The same is true in South Africa’s biggest corporate fraud scandal, the December 2017 collapse at Steinhoff. Shareholders, including the Government Employee Pension fund, which is Steinhoff’s second biggest shareholder, lost up to R200 billion, but even that failed to spark swift legal action.

Walter Leonhardt (pictured), CFO at Coca-Cola Beverages South Africa says:

“At the heart of that scandal was a major ethics failure. You will not have a successful governance framework and compliance with that framework if the ethical underbed of the organisation is unhealthy, and that’s not necessarily the board, but the CEO and the executive committee.”

Walter says he has concerns about the extent to which corrupt CEOs are made to account for their wrongdoings. “If you hold people accountable, if you fire culprits, and you go after them to recover what is recoverable, that takes a lot of time and guts.

“There are many examples and suspicions of people who have participated in untoward dealings who have not yet suffered the consequences of their dealings, especially within the private sector,” he adds, pointing out that removing a compromised CEO is easy, especially when the board has concerns about the individual, but this is not always done.

In times like these, it’s important to look out for one another and the business. Reporting dubious activity is everyone’s responsibility, and that includes confronting the person responsible. “A lot of the time, incorrect ways of doing things are [applied] out of ignorance. If you know better, you have a responsibility to speak up, and help one and other, instead of talking about it and skinnering among themselves,” says Walter.

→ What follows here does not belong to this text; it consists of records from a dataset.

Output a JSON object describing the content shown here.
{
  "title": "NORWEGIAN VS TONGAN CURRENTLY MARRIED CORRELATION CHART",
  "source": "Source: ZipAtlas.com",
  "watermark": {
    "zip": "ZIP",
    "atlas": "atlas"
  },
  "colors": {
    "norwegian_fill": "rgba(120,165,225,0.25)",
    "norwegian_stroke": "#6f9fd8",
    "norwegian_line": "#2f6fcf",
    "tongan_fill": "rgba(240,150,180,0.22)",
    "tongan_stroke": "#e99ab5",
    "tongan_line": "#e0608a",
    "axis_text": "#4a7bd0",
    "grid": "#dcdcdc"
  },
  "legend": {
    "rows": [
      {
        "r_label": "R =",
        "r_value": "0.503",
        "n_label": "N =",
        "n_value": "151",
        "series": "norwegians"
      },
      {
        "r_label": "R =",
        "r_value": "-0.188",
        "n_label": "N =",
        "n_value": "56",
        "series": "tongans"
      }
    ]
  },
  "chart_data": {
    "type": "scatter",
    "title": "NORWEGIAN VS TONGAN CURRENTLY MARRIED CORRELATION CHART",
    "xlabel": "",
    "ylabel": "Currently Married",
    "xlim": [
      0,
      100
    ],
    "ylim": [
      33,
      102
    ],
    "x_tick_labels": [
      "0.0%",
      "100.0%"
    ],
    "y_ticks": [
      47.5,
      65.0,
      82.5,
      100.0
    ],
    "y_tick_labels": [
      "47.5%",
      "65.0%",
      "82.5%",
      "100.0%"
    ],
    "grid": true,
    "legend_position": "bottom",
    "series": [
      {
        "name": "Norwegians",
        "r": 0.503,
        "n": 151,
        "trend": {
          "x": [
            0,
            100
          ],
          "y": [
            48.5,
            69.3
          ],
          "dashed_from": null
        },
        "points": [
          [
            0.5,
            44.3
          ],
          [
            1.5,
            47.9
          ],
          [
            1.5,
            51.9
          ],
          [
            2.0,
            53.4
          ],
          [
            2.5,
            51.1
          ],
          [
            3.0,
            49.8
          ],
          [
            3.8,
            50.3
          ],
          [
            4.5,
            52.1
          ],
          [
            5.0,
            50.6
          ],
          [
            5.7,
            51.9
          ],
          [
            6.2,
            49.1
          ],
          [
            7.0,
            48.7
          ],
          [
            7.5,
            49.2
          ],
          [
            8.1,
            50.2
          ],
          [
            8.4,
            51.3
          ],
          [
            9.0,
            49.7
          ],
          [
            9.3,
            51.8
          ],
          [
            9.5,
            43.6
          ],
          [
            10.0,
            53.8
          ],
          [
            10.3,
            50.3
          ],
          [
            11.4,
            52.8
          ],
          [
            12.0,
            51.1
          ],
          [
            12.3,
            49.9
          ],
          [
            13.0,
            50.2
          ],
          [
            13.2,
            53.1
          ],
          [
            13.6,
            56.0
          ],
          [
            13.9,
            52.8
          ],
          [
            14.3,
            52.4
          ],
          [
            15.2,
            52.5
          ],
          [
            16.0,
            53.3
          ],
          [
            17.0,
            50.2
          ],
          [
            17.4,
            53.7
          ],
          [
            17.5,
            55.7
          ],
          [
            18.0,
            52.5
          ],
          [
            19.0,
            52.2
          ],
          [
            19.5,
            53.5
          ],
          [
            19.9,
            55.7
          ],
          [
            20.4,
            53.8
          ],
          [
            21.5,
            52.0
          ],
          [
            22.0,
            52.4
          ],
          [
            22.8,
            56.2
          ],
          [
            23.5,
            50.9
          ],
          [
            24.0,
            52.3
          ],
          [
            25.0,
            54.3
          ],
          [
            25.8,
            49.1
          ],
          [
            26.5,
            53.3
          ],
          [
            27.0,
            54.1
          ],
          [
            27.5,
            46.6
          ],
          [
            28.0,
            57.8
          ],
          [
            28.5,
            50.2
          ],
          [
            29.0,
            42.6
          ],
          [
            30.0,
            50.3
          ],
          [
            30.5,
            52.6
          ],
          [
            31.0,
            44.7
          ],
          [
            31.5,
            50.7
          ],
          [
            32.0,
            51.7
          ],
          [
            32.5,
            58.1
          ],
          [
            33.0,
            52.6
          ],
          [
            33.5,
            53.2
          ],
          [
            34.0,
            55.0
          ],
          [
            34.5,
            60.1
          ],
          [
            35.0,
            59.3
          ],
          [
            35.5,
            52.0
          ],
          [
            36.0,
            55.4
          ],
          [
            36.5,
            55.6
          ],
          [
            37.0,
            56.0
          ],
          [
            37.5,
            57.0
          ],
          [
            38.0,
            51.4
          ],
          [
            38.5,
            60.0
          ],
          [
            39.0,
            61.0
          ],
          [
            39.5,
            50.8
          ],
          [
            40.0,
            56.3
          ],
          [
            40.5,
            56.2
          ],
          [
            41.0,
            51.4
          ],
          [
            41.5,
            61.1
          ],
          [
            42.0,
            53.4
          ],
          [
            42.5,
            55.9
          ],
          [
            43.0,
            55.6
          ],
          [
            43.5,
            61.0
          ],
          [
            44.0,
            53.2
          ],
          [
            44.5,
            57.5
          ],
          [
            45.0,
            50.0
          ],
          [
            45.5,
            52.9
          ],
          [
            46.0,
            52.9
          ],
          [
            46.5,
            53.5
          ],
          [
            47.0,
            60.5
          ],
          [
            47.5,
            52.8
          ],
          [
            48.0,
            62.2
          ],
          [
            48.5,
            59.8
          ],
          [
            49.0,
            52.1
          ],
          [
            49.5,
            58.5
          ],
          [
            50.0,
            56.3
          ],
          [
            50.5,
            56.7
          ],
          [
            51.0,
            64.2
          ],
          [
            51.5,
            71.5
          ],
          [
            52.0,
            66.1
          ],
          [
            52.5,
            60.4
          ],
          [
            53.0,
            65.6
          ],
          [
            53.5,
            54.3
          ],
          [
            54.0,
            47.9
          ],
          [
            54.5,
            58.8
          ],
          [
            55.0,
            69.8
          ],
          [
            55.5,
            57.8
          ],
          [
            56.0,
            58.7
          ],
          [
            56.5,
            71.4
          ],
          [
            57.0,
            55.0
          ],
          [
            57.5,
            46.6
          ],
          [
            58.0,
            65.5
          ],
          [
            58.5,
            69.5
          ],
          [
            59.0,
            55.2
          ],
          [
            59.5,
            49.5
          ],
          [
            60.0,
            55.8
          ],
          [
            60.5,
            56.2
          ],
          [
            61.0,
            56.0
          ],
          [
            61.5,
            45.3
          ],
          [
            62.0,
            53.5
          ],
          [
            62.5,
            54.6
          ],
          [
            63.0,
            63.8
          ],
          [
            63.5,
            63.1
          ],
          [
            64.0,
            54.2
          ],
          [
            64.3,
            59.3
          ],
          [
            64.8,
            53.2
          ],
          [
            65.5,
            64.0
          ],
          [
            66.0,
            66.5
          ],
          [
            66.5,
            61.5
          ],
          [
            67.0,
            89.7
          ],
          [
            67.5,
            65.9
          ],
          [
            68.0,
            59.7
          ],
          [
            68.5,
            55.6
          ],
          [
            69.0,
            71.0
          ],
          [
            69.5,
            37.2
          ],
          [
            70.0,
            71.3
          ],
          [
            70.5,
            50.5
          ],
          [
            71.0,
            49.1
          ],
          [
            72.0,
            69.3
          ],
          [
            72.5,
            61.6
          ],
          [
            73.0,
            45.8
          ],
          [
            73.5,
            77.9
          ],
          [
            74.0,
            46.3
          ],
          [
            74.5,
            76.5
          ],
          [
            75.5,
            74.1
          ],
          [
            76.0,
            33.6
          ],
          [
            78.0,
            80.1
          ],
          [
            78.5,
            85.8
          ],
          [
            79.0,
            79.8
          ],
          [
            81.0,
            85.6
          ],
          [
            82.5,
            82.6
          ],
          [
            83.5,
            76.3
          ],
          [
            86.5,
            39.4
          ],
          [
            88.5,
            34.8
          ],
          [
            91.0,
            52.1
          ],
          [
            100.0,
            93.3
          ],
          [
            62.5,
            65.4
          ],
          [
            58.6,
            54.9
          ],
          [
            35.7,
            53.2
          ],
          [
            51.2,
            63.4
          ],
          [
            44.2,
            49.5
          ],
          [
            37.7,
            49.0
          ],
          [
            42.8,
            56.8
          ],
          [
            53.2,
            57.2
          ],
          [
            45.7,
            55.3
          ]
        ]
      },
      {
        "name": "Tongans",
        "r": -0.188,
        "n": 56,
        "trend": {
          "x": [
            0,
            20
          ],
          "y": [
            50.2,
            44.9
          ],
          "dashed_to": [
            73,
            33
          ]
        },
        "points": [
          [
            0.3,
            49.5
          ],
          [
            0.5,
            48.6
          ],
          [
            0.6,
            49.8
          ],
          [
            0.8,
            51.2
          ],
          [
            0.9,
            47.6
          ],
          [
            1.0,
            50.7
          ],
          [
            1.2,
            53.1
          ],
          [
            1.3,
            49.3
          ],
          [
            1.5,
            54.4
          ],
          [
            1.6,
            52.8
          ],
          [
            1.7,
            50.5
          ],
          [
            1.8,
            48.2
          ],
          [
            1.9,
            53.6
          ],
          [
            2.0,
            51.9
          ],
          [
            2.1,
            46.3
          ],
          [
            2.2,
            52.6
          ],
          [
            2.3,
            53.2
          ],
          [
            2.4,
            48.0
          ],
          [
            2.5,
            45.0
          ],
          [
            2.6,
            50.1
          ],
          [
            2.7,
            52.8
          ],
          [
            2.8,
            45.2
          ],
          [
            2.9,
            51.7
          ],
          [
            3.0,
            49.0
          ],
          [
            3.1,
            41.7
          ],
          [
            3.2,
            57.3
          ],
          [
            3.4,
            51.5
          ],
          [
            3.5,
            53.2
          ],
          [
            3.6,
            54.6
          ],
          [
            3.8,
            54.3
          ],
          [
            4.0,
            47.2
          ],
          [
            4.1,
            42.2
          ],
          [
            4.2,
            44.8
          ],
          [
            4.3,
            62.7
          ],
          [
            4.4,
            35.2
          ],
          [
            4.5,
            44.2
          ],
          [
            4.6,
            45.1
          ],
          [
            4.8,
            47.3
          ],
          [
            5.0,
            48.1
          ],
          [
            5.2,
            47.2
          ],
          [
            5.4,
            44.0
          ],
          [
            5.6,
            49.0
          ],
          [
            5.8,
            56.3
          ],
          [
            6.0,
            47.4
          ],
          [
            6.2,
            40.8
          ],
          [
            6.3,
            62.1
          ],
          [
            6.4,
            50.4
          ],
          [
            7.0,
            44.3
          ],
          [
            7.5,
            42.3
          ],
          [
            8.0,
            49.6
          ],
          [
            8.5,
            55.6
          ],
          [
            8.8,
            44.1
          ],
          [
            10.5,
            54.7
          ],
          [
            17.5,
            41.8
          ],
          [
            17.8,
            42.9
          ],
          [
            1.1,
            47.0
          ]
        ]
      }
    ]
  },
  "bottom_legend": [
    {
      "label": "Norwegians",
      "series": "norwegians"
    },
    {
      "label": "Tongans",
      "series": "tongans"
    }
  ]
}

He notes that ignoring wrongdoing among peers is becoming increasingly prevalent and that the company suffers in the end. He says people who don’t report or confront wrongdoing because they’re scared, are taking the easy road out. “I won’t deny fear being present, but it’s a cop-out, because there are bodies in place that allow for anonymous reporting.”

He uses the example of looking out for your family. “If you have two children, and the one child sees the other child doing something they shouldn’t, what would you prefer? Does the child keep this information to themselves, or talk to their siblings? The company and government is no different.” He cautions that silence about wrongdoing is actually undermining the family, company and government.